My name is Marisa Repasch. I am a PhD student at the University of Potsdam (Germany) studying the relationship between physical and biogeochemical processes in rivers, with a specific focus on the Rio Bermejo in northern Argentina. The goal of my PhD project is to quantify the role of rivers in the carbon cycle, with respect to carbon transport from source to sink.
I currently work at the German Centre for Geoscience Research (GFZ Potsam) with Dirk Sachse (organic geochemistry), Niels Hovius (geomorphology), and Hella Wittmann (earth surface geochemistry). My research is supported by the DFG-funded StRATEGy international research training group. Our goal is to understand the geomorphic drivers of terrestrial organic carbon transport and preservation through fluvial systems draining the central Argentinian Andes.

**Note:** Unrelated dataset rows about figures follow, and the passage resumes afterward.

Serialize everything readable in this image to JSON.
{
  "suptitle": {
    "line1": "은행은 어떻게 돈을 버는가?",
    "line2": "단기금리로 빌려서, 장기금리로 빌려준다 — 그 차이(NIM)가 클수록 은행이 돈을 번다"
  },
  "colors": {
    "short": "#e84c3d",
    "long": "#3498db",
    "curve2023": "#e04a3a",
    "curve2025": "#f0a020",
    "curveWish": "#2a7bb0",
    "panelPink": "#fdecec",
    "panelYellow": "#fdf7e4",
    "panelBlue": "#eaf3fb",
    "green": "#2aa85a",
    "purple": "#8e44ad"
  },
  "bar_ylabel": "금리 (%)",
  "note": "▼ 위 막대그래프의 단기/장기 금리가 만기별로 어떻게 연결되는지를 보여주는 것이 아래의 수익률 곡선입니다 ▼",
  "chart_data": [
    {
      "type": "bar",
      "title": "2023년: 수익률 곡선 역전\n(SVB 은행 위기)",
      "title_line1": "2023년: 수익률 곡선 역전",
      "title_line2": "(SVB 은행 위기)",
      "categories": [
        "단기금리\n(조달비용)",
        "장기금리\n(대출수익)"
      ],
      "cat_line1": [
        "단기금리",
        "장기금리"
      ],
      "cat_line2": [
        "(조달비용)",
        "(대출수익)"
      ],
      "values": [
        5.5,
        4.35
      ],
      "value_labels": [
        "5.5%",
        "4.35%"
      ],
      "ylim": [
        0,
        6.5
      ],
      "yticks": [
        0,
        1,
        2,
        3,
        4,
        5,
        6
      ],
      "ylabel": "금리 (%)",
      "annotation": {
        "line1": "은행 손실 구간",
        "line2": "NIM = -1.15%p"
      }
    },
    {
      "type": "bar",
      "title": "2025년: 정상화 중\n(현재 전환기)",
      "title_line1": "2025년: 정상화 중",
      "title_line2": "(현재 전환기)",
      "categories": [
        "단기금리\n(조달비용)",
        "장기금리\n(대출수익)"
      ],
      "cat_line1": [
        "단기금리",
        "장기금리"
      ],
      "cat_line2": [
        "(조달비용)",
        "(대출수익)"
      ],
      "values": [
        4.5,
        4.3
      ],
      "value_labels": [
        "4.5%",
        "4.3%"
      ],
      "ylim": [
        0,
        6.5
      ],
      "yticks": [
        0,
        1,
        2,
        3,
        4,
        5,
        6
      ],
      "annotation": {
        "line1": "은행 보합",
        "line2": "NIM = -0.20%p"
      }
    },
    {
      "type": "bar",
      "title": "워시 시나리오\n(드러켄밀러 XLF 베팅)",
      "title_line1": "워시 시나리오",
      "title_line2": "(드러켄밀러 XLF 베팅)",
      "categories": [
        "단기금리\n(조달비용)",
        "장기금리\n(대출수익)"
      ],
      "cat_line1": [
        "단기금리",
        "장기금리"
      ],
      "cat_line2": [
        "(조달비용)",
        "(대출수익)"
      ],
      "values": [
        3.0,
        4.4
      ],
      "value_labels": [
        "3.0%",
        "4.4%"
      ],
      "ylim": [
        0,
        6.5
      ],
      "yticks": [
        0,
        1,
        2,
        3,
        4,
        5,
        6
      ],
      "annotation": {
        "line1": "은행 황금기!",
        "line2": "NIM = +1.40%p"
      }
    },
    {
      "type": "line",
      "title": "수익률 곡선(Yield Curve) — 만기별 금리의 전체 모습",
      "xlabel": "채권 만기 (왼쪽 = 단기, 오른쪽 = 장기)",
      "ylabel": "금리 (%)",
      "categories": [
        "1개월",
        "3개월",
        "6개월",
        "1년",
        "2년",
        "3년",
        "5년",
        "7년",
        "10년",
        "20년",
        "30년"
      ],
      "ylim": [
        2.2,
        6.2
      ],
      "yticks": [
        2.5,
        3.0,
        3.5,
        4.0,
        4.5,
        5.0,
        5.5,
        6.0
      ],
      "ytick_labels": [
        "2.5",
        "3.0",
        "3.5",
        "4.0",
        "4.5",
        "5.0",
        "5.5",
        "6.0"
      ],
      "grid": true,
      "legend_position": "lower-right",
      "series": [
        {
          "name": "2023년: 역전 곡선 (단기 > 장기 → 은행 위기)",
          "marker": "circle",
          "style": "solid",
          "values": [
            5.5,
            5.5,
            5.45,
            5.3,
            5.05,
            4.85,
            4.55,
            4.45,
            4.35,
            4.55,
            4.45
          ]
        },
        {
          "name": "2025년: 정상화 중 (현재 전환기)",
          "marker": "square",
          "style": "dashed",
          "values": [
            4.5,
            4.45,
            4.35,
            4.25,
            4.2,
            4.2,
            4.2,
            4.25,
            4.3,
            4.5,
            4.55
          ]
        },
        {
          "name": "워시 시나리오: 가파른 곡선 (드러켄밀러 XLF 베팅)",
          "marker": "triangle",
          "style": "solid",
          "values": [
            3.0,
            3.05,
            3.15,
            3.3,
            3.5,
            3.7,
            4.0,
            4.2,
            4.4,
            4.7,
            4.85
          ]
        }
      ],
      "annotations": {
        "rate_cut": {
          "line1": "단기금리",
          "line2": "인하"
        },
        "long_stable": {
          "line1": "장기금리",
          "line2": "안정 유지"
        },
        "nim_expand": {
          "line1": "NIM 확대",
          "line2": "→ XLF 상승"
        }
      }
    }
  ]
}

When I’m not in the lab or motoring on the Rio Bermejo, you can find me in the mountains on my bike! Mountain biking has been key to helping me improve my self-confidence, and enduring long uphill climbs teaches me to respect the rugged terrain that plate tectonics created.
In 2016 I earned my M.Sc. degree in Earth and Planetary Sciences at the University of New Mexico, under the supervision of Dr. Karl Karlstrom. There I studied the geologic and geomorphic evolution of the Rio Grande river system using U-Pb detrital zircon provenance and 40Ar/39Ar geochronology. Rivers set the pace of regional landscape evolution, so by learning the rates of change in the Rio Grande and the processes that drive these changes, we now understand why the New Mexico landscape has evolved the way it has.
In 2014 I received my B.S. in Earth and Environmental Science from Lehigh University, where I fell in love with Geology and academia. In addition to discovering my passion, I played on Lehigh’s Division 1 women’s basketball team.